Anticipate requests:
Kids really do get thirsty at night. And sometimes one last hug just feels good. Chances are you already know what your child will ask for, so why not plan ahead? Fill a water bottle and keep it by the bed. Factor in extra time for chit chat, extra hugs and kisses, and one last song.
Find the patterns and problem solve in advance to avoid late night frustration.
Choose relaxing shows:
I know, I know…as an expert, I really should caution you to avoid any TV before bed. As a mom, I know that TV actually can be relaxing. As long as you choose the right shows.
We rely on our old favorites for calming things down around here: Curious George, Clifford, and Clifford Puppy Days keep things mellow in our house. We avoid more stimulating shows like Paw Patrol (great show but action packed) and Wild Kratts at night (those are daytime winners).

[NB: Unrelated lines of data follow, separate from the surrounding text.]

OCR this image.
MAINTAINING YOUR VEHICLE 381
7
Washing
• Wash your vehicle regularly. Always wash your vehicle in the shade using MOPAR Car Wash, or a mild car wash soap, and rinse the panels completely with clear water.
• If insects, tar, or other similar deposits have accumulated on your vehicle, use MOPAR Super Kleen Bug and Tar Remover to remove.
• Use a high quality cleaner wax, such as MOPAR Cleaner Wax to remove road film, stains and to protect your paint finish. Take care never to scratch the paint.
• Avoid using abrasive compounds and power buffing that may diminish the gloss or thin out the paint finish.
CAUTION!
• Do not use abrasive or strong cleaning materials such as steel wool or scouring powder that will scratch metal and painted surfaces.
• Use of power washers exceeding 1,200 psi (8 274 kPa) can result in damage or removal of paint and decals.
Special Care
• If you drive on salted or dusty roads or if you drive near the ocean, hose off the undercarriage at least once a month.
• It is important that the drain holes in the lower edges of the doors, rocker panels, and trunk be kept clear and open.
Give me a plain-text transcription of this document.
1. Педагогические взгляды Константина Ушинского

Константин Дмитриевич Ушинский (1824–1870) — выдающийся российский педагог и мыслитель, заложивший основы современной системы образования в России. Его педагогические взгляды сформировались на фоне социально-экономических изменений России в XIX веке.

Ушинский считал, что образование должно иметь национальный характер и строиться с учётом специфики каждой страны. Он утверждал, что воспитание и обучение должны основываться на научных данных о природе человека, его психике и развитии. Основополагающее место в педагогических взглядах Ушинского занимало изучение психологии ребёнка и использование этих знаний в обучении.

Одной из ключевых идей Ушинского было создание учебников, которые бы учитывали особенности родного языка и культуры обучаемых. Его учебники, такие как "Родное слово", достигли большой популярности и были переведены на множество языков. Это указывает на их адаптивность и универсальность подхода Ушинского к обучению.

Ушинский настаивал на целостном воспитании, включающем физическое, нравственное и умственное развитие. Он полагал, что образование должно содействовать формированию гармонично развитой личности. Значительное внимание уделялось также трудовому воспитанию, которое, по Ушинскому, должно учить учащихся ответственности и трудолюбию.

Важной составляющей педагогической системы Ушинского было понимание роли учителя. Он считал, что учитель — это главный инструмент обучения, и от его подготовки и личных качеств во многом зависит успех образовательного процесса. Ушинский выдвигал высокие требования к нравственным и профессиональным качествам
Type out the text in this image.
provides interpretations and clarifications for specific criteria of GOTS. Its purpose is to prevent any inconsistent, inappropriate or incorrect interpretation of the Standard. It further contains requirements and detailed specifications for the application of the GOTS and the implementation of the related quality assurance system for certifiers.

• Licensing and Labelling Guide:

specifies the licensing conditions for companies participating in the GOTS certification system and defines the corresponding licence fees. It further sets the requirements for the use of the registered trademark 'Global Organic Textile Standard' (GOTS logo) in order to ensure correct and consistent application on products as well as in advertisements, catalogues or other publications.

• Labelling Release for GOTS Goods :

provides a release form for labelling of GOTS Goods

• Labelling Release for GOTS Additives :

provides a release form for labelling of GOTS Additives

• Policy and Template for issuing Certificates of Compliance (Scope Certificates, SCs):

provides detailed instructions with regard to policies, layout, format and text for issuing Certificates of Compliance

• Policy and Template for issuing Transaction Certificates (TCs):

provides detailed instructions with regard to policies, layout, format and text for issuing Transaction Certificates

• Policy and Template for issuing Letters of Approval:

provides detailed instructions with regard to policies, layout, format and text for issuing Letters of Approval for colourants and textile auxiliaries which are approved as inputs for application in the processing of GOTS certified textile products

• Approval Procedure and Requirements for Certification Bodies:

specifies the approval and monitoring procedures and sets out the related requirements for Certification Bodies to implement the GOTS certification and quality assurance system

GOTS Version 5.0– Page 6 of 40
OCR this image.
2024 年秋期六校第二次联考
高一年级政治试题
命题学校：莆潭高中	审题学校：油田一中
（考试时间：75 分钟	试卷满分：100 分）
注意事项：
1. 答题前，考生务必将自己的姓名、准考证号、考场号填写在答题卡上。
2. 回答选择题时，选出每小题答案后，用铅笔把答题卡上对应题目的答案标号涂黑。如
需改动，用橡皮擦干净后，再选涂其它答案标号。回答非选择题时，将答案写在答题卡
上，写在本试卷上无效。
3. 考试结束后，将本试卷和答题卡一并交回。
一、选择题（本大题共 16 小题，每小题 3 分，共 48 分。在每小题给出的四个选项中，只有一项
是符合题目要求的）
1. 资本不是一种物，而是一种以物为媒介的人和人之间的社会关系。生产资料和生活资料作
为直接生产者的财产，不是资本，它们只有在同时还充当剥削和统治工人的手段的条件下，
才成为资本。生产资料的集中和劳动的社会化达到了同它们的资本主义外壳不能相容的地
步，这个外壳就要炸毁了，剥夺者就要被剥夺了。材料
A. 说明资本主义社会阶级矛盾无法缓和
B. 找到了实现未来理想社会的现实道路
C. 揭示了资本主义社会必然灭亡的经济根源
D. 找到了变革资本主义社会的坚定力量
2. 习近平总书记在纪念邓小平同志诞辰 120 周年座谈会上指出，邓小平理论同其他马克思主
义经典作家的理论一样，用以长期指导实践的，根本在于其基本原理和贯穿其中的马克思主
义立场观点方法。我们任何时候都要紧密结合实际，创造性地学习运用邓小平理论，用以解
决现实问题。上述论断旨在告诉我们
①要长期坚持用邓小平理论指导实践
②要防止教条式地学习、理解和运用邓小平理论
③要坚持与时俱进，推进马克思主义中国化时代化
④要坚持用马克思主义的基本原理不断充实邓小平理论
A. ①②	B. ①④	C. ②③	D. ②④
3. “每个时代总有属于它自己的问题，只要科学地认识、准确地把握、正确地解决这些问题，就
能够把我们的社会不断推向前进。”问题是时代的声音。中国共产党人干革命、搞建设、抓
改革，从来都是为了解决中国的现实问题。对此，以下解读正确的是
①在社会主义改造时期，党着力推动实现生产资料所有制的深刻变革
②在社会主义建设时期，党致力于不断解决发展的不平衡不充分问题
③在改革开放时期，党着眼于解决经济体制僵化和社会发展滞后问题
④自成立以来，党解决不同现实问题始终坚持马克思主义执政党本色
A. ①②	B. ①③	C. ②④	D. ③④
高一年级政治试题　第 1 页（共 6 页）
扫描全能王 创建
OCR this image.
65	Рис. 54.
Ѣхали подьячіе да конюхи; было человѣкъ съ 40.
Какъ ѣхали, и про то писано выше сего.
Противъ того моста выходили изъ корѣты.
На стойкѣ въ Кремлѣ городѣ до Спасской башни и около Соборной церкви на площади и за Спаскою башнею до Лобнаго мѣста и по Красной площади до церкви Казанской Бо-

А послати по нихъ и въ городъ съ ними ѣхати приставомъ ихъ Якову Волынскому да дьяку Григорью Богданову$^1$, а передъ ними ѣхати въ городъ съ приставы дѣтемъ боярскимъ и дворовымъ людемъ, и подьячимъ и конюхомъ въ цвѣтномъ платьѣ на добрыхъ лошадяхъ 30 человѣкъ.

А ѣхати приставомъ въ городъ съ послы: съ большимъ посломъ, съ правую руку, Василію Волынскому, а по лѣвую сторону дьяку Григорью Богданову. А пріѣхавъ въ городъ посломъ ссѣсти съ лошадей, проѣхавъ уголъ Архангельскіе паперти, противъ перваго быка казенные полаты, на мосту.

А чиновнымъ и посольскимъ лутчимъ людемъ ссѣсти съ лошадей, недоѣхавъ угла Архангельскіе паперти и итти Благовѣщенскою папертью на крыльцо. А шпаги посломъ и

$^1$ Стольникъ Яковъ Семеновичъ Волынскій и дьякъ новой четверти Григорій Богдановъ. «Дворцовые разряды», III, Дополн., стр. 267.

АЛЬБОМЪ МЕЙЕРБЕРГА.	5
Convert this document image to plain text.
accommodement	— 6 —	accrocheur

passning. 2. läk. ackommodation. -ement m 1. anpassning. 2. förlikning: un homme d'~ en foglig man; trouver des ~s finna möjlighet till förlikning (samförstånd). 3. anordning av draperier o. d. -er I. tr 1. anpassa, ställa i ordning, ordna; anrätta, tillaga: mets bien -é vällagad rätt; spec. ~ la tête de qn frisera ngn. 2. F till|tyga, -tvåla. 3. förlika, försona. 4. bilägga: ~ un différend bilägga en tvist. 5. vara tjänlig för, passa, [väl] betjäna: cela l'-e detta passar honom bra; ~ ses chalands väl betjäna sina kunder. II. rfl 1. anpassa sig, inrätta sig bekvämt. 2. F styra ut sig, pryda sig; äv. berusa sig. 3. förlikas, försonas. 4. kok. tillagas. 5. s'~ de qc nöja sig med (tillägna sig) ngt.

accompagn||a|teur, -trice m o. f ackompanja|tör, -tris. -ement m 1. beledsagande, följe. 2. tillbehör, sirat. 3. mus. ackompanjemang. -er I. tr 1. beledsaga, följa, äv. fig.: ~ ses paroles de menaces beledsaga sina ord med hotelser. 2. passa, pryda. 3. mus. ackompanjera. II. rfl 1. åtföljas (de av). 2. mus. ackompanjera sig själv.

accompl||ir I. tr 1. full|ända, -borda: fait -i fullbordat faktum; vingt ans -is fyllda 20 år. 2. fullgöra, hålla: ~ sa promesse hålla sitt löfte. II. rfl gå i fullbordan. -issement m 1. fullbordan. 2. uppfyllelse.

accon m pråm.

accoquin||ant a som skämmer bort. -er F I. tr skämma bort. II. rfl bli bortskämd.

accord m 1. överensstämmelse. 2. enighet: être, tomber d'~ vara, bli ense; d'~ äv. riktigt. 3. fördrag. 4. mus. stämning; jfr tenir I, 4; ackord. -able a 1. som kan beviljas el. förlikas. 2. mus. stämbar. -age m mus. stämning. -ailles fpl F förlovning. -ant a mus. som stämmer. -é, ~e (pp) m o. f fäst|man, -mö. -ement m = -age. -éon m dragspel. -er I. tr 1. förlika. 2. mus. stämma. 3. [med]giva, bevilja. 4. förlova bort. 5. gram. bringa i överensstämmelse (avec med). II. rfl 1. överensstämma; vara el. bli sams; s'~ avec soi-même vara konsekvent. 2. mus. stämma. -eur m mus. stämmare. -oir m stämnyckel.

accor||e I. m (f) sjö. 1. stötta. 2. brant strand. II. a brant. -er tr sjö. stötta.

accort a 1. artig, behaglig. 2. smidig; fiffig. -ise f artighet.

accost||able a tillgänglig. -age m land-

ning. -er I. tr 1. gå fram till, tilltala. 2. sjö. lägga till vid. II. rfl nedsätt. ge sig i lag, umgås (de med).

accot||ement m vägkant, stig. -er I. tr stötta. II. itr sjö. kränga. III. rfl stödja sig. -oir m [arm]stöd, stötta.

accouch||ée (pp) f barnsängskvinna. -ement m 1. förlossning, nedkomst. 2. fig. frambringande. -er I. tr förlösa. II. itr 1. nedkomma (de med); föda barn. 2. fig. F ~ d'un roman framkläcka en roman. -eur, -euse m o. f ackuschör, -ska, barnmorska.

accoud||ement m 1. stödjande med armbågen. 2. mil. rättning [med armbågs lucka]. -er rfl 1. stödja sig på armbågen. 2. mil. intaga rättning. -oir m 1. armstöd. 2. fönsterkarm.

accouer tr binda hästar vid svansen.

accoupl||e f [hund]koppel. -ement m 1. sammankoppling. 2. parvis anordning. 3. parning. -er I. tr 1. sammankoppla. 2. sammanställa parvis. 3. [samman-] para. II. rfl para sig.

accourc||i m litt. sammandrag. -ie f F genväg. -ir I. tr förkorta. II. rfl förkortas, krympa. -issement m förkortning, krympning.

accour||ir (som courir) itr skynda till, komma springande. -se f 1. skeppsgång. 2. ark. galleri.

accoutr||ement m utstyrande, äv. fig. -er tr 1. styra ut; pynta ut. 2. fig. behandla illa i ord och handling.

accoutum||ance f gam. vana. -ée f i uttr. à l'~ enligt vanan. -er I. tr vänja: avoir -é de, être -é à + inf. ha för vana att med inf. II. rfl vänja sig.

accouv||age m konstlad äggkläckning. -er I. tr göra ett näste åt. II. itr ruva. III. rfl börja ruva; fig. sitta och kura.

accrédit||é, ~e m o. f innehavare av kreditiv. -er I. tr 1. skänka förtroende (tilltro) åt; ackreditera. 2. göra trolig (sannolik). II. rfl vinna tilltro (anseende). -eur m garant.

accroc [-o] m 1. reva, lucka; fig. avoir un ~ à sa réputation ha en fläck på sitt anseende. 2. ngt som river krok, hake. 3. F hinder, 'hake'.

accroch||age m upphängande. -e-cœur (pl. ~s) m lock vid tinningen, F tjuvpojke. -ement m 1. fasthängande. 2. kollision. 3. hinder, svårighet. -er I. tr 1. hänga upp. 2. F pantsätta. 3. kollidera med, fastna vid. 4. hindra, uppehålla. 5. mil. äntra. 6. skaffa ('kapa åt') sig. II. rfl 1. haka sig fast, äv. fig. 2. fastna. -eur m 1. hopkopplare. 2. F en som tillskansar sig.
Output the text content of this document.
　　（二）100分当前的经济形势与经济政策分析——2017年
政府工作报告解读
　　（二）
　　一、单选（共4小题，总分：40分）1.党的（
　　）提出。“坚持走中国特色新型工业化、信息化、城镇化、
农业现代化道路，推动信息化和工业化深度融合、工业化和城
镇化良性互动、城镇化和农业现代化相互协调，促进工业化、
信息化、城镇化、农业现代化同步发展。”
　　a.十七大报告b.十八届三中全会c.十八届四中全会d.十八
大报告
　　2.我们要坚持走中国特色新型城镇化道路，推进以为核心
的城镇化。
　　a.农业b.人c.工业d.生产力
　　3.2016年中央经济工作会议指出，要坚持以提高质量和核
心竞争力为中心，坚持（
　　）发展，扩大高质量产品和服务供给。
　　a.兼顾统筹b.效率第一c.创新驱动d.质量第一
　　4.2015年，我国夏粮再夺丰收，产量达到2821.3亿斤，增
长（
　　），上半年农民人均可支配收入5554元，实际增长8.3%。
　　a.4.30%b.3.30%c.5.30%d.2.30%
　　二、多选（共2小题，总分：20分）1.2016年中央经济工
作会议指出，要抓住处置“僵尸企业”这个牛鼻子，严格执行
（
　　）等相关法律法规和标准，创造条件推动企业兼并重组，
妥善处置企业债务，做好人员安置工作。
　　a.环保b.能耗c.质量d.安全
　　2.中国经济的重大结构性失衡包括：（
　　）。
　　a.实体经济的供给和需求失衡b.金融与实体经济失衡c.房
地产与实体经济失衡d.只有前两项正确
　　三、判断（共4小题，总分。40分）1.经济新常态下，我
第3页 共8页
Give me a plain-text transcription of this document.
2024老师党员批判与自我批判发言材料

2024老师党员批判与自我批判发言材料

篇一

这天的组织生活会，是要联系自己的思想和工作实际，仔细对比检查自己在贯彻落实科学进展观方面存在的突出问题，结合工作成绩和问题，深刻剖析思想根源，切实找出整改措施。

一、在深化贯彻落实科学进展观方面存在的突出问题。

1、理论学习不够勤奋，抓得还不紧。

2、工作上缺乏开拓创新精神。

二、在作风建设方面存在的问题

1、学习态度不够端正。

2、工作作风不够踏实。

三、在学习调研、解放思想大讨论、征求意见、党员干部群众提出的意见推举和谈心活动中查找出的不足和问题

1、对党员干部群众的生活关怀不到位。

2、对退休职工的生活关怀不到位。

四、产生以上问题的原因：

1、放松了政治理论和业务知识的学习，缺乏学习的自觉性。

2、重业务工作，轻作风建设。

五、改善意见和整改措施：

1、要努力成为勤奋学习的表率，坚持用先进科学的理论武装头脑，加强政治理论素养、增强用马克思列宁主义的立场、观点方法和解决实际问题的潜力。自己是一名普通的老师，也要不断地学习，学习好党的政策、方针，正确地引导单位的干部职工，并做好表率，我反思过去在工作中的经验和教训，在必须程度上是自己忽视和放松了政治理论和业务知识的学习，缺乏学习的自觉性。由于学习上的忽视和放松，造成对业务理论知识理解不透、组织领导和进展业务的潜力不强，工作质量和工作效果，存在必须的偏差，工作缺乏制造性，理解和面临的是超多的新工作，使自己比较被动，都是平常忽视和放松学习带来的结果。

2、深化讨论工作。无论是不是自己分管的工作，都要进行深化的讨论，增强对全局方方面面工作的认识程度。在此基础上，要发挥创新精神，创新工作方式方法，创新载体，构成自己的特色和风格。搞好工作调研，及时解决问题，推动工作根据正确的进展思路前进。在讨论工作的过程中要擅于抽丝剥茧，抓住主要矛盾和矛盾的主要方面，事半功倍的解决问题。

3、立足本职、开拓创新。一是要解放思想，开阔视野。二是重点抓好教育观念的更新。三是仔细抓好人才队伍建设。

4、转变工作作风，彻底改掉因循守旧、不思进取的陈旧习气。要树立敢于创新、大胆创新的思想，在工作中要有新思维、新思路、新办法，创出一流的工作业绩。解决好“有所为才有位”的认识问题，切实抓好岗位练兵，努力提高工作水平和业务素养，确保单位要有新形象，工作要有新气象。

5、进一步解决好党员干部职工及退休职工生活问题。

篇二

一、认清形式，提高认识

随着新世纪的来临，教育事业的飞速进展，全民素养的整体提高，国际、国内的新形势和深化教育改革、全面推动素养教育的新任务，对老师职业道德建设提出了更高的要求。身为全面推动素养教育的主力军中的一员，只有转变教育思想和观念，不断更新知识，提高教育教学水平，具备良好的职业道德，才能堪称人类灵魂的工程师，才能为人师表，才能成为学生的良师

As always, follow up TV time with books and other relaxing strategies (like a leg massage) to help your child wind down.
All kids are different. My son goes to bed without much fanfare after our little routine, but my daughter prefers that I hang around. So I do. These things feel huge in the moment, but they are time limited. Before you know it, you’ll find yourself longing for the little one who wanted extra snuggles at night. Try to keep that in mind as you work your way through these difficult parenting moments.